After successfully prosecuting the first penalty for gun-jumping in Australia earlier this year, the Australian Competition and Consumer Commission (ACCC) has recently released a publication warning merger parties of the gun-jumping risks when completing a merger or acquisition. The publication provide a straightforward outline of the relevant legislation and risks that parties should be aware of when completing a merger or acquisition.
The ACCC may find gun-jumping conduct in breach of Australia’s Competition and Consumer Act 2010 (Cth) (CCA) when merger parties start co-ordinating their activities or behaving as one entity instead of as competitors during the period before a transaction is completed. Conduct of this nature will breach the CCA, even if the relevant agreement is subject to ACCC merger clearance. In particular, the ACCC states that parties to a transaction will be at risk where:
- they share current and competitively sensitive information beyond what is required for integration planning and to conduct due diligence;
- the transaction documents place unreasonable restrictions on the target’s business activities or impede its ability to compete;
- steps are taken to integrate or co-ordinate their businesses, their dealings with customers (for example, joint advertising), or their pricing.
Where the ACCC considers that parties have engaged in this type of conduct, it may either prosecute the conduct, which can lead to significant personal or corporate penalties, or otherwise scrutinise and possibly apply to unwind the transaction.
What does this mean in practice?
The ACCC’s publication does not provide detailed guidance on where the boundaries lie with each of the risk areas identified. Each transaction should be carefully considered on its facts and appropriate protections put in place to address the risk of gun-jumping under the CCA.

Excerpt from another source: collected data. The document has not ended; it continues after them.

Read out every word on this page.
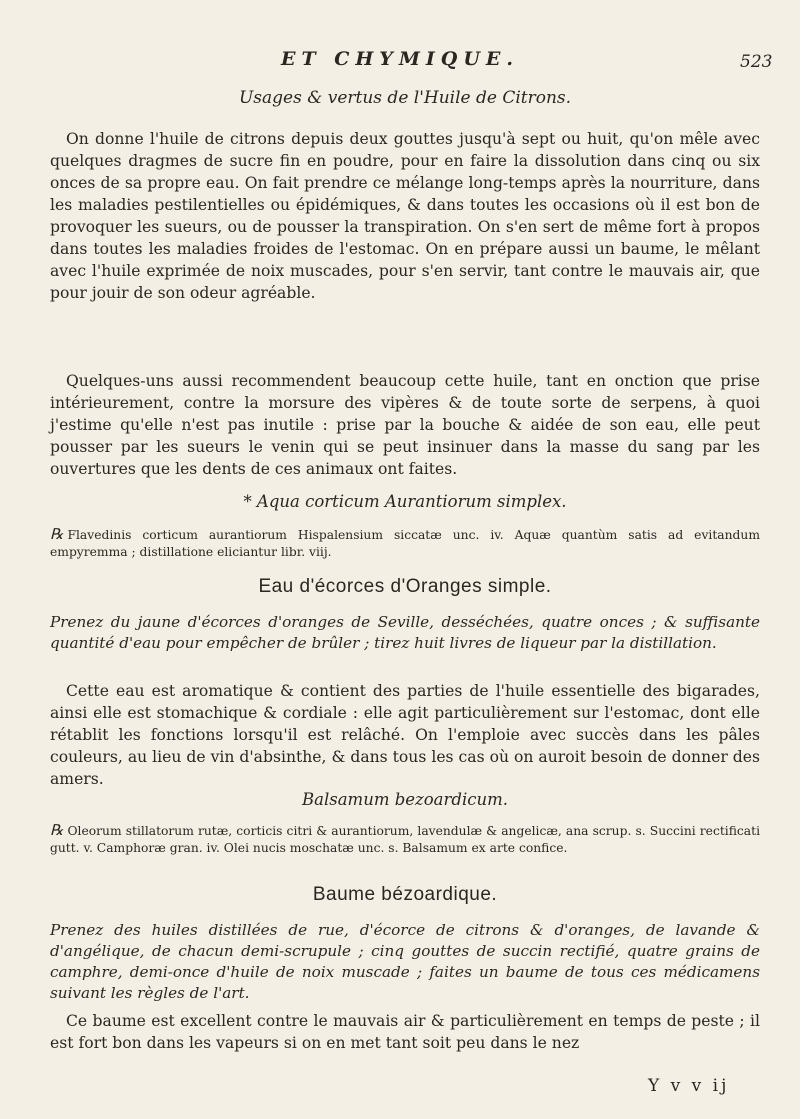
ET CHYMIQUE.	523
Usages & vertus de l'Huile de Citrons.

On donne l'huile de citrons depuis deux gouttes jusqu'à sept ou huit, qu'on mêle avec quelques dragmes de sucre fin en poudre, pour en faire la dissolution dans cinq ou six onces de sa propre eau. On fait prendre ce mélange long-temps après la nourriture, dans les maladies pestilentielles ou épidémiques, & dans toutes les occasions où il est bon de provoquer les sueurs, ou de pousser la transpiration. On s'en sert de même fort à propos dans toutes les maladies froides de l'estomac. On en prépare aussi un baume, le mêlant avec l'huile exprimée de noix muscades, pour s'en servir, tant contre le mauvais air, que pour jouir de son odeur agréable.

Quelques-uns aussi recommendent beaucoup cette huile, tant en onction que prise intérieurement, contre la morsure des vipères & de toute sorte de serpens, à quoi j'estime qu'elle n'est pas inutile : prise par la bouche & aidée de son eau, elle peut pousser par les sueurs le venin qui se peut insinuer dans la masse du sang par les ouvertures que les dents de ces animaux ont faites.

* Aqua corticum Aurantiorum simplex.
℞ Flavedinis corticum aurantiorum Hispalensium siccatæ unc. iv. Aquæ quantùm satis ad evitandum empyremma ; distillatione eliciantur libr. viij.
Eau d'écorces d'Oranges simple.
Prenez du jaune d'écorces d'oranges de Seville, desséchées, quatre onces ; & suffisante quantité d'eau pour empêcher de brûler ; tirez huit livres de liqueur par la distillation.

Cette eau est aromatique & contient des parties de l'huile essentielle des bigarades, ainsi elle est stomachique & cordiale : elle agit particulièrement sur l'estomac, dont elle rétablit les fonctions lorsqu'il est relâché. On l'emploie avec succès dans les pâles couleurs, au lieu de vin d'absinthe, & dans tous les cas où on auroit besoin de donner des amers.

Balsamum bezoardicum.
℞ Oleorum stillatorum rutæ, corticis citri & aurantiorum, lavendulæ & angelicæ, ana scrup. s. Succini rectificati gutt. v. Camphoræ gran. iv. Olei nucis moschatæ unc. s. Balsamum ex arte confice.
Baume bézoardique.
Prenez des huiles distillées de rue, d'écorce de citrons & d'oranges, de lavande & d'angélique, de chacun demi-scrupule ; cinq gouttes de succin rectifié, quatre grains de camphre, demi-once d'huile de noix muscade ; faites un baume de tous ces médicamens suivant les règles de l'art.

Ce baume est excellent contre le mauvais air & particulièrement en temps de peste ; il est fort bon dans les vapeurs si on en met tant soit peu dans le nez

Y v v ij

While protections should be tailored to the specific transaction and risks involved, by way of general guidance:
- Sharing competitively sensitive information: where parties are competitors it is standard practice to implement a clean team arrangement where a select group of employees responsible for viewing competitively sensitive information necessary for due diligence and merger planning are not also involved in commercial decisions;
- Restrictions in transaction documents: any restrictions on the target’s conduct of the business pre-completion should be limited to those necessary to preserve the value of the target pre-completion and should not give the purchaser any day-to-day control or influence over commercial decision making;
- Integration planning: while the parties must not integrate pre-completion, this does not mean that integration planning cannot take place and there are things that the parties can do which would not be gun jumping. To ensure that merger parties stay on the right side of the line, guidelines should be put in place covering:
- Assets: what can be done to plan the combination of assets (as well as protect asset value in interim)

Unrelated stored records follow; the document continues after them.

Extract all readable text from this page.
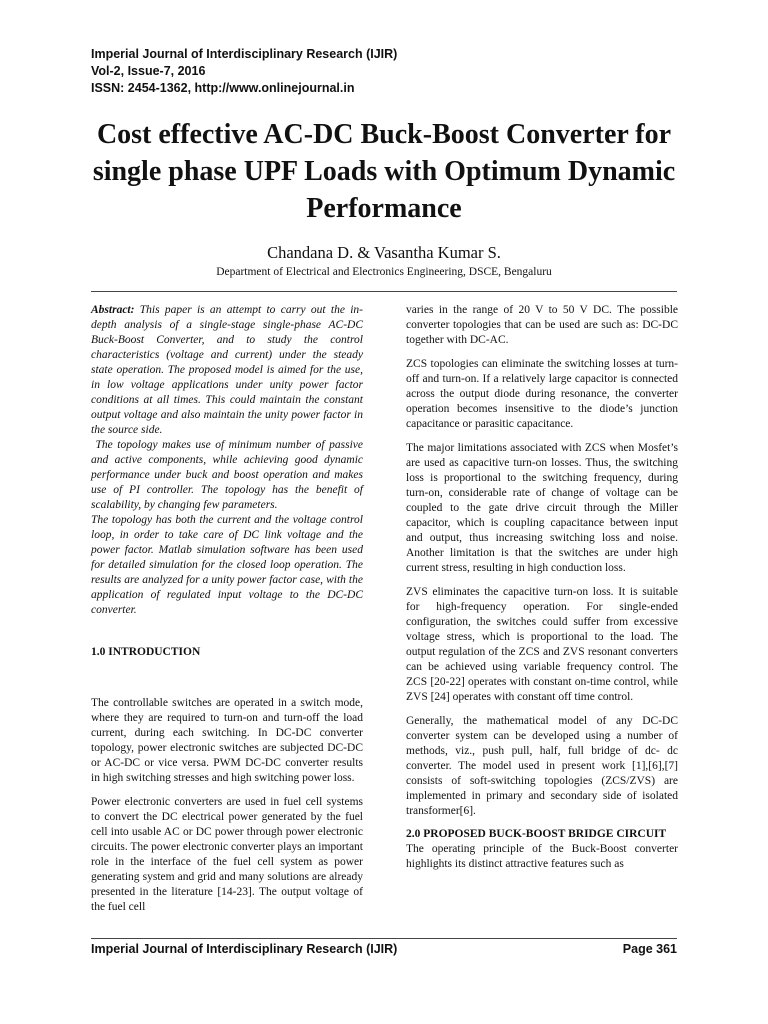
Imperial Journal of Interdisciplinary Research (IJIR)
Vol-2, Issue-7, 2016
ISSN: 2454-1362, http://www.onlinejournal.in
Cost effective AC-DC Buck-Boost Converter for single phase UPF Loads with Optimum Dynamic Performance
Chandana D. & Vasantha Kumar S.
Department of Electrical and Electronics Engineering, DSCE, Bengaluru

Abstract: This paper is an attempt to carry out the in-depth analysis of a single-stage single-phase AC-DC Buck-Boost Converter, and to study the control characteristics (voltage and current) under the steady state operation. The proposed model is aimed for the use, in low voltage applications under unity power factor conditions at all times. This could maintain the constant output voltage and also maintain the unity power factor in the source side.

The topology makes use of minimum number of passive and active components, while achieving good dynamic performance under buck and boost operation and makes use of PI controller. The topology has the benefit of scalability, by changing few parameters.

The topology has both the current and the voltage control loop, in order to take care of DC link voltage and the power factor. Matlab simulation software has been used for detailed simulation for the closed loop operation. The results are analyzed for a unity power factor case, with the application of regulated input voltage to the DC-DC converter.

1.0 INTRODUCTION

The controllable switches are operated in a switch mode, where they are required to turn-on and turn-off the load current, during each switching. In DC-DC converter topology, power electronic switches are subjected DC-DC or AC-DC or vice versa. PWM DC-DC converter results in high switching stresses and high switching power loss.

Power electronic converters are used in fuel cell systems to convert the DC electrical power generated by the fuel cell into usable AC or DC power through power electronic circuits. The power electronic converter plays an important role in the interface of the fuel cell system as power generating system and grid and many solutions are already presented in the literature [14-23]. The output voltage of the fuel cell

varies in the range of 20 V to 50 V DC. The possible converter topologies that can be used are such as: DC-DC together with DC-AC.

ZCS topologies can eliminate the switching losses at turn-off and turn-on. If a relatively large capacitor is connected across the output diode during resonance, the converter operation becomes insensitive to the diode’s junction capacitance or parasitic capacitance.

The major limitations associated with ZCS when Mosfet’s are used as capacitive turn-on losses. Thus, the switching loss is proportional to the switching frequency, during turn-on, considerable rate of change of voltage can be coupled to the gate drive circuit through the Miller capacitor, which is coupling capacitance between input and output, thus increasing switching loss and noise. Another limitation is that the switches are under high current stress, resulting in high conduction loss.

ZVS eliminates the capacitive turn-on loss. It is suitable for high-frequency operation. For single-ended configuration, the switches could suffer from excessive voltage stress, which is proportional to the load. The output regulation of the ZCS and ZVS resonant converters can be achieved using variable frequency control. The ZCS [20-22] operates with constant on-time control, while ZVS [24] operates with constant off time control.

Generally, the mathematical model of any DC-DC converter system can be developed using a number of methods, viz., push pull, half, full bridge of dc- dc converter. The model used in present work [1],[6],[7] consists of soft-switching topologies (ZCS/ZVS) are implemented in primary and secondary side of isolated transformer[6].

2.0 PROPOSED BUCK-BOOST BRIDGE CIRCUIT

The operating principle of the Buck-Boost converter highlights its distinct attractive features such as

Imperial Journal of Interdisciplinary Research (IJIR)	Page 361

- Products and services: what can and cannot be done in relation to joint business plans; branding/product lines
- Customers and suppliers: what can be communicated to customers and how it should be said
- Personnel: what planning can take place in relation to employees’ salaries and pensions
- Systems (IT, finance etc.): data is a key asset but what kind of systems integration planning is permitted
Gun jumping and merger procedure violations: a growing global preoccupation
The ACCC’s warning follows its recent success with a penalty of A$1.05 million imposed against biotechnology company Cryosite for an agreement which prevented the parties from competing for customers and products between execution of the transaction documents and completion of the transaction.

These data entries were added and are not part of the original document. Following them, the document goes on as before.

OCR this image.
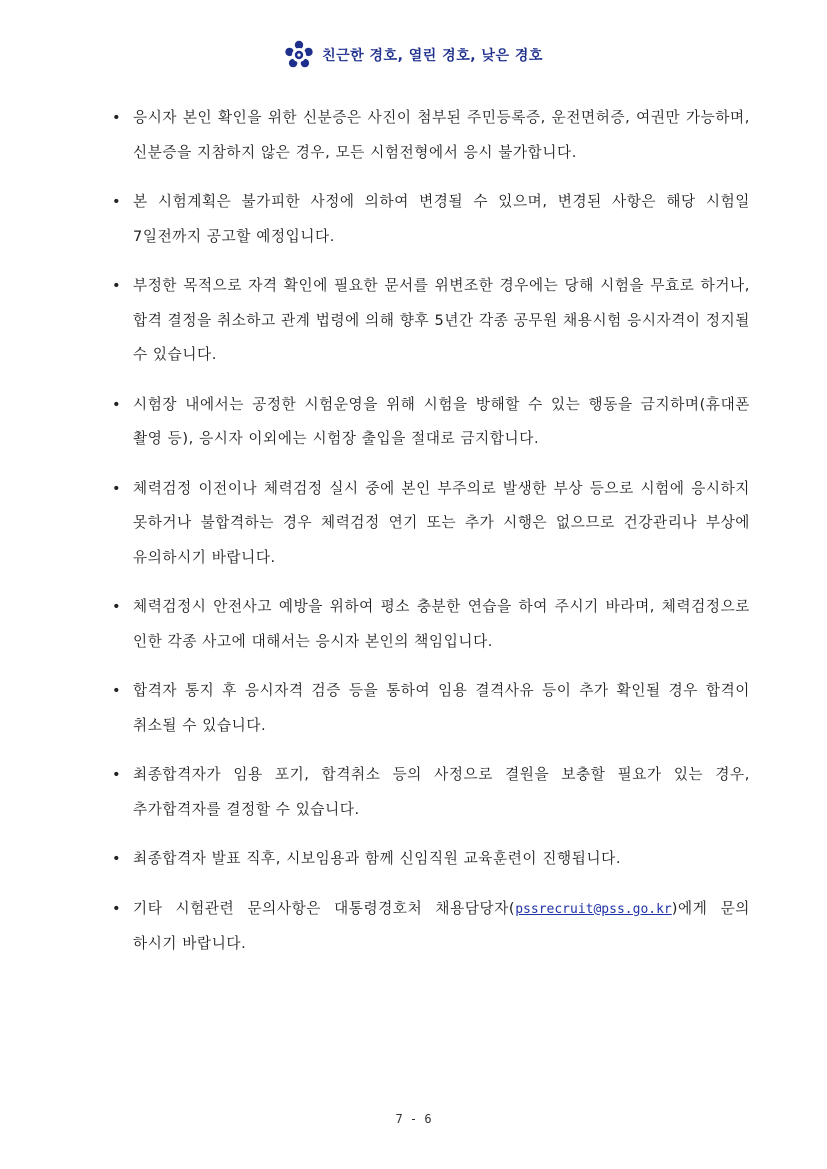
친근한 경호, 열린 경호, 낮은 경호

• 응시자 본인 확인을 위한 신분증은 사진이 첨부된 주민등록증, 운전면허증, 여권만 가능하며, 신분증을 지참하지 않은 경우, 모든 시험전형에서 응시 불가합니다.

• 본 시험계획은 불가피한 사정에 의하여 변경될 수 있으며, 변경된 사항은 해당 시험일 7일전까지 공고할 예정입니다.

• 부정한 목적으로 자격 확인에 필요한 문서를 위변조한 경우에는 당해 시험을 무효로 하거나, 합격 결정을 취소하고 관계 법령에 의해 향후 5년간 각종 공무원 채용시험 응시자격이 정지될 수 있습니다.

• 시험장 내에서는 공정한 시험운영을 위해 시험을 방해할 수 있는 행동을 금지하며(휴대폰 촬영 등), 응시자 이외에는 시험장 출입을 절대로 금지합니다.

• 체력검정 이전이나 체력검정 실시 중에 본인 부주의로 발생한 부상 등으로 시험에 응시하지 못하거나 불합격하는 경우 체력검정 연기 또는 추가 시행은 없으므로 건강관리나 부상에 유의하시기 바랍니다.

• 체력검정시 안전사고 예방을 위하여 평소 충분한 연습을 하여 주시기 바라며, 체력검정으로 인한 각종 사고에 대해서는 응시자 본인의 책임입니다.

• 합격자 통지 후 응시자격 검증 등을 통하여 임용 결격사유 등이 추가 확인될 경우 합격이 취소될 수 있습니다.

• 최종합격자가 임용 포기, 합격취소 등의 사정으로 결원을 보충할 필요가 있는 경우, 추가합격자를 결정할 수 있습니다.

• 최종합격자 발표 직후, 시보임용과 함께 신임직원 교육훈련이 진행됩니다.

• 기타 시험관련 문의사항은 대통령경호처 채용담당자(pssrecruit@pss.go.kr)에게 문의 하시기 바랍니다.

7 - 6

The ACCC is not alone in targeting gun-jumping. There is heightened enforcement by antitrust agencies around the world against gun jumping, particularly in jurisdictions which unlike Australia have mandatory merger filing regimes. In the last four years, we calculate that there have been total fines of over US$300 million across over 30 jurisdictions and 6 continents.
Recent and notable decisions include:
- Chile: First gun-jumping investigation under its new mandatory and suspensory regime resulted in a settlement (approx. US$1.9 million paid by each party)
- China: several penalties for gun-jumping imposed in 2018 and 2019 (including in relation to transactions from almost 10 years ago)
- EU: Marine Harvest (EUR 20 million) and Altice (EUR 124.5 million)
- France: Altice (EUR 80 million)
- Philippines: first penalty for failure to notify under new mandatory regime in 2018. Enforcement continued with more failure to notify fines later in 2018 and 2019. Completed transaction voided following finding of gun-jumping in 2018.
It is certainly a good time to make sure that procedures are in place to spot when mergers need to be notified and to explain what kinds of steps can and cannot be taken before clearance and completion. Enforcement against gun-jumping is likely to increase as antitrust agencies come under pressure from government and elsewhere to ‘catch’ deals which might cause harm to consumers.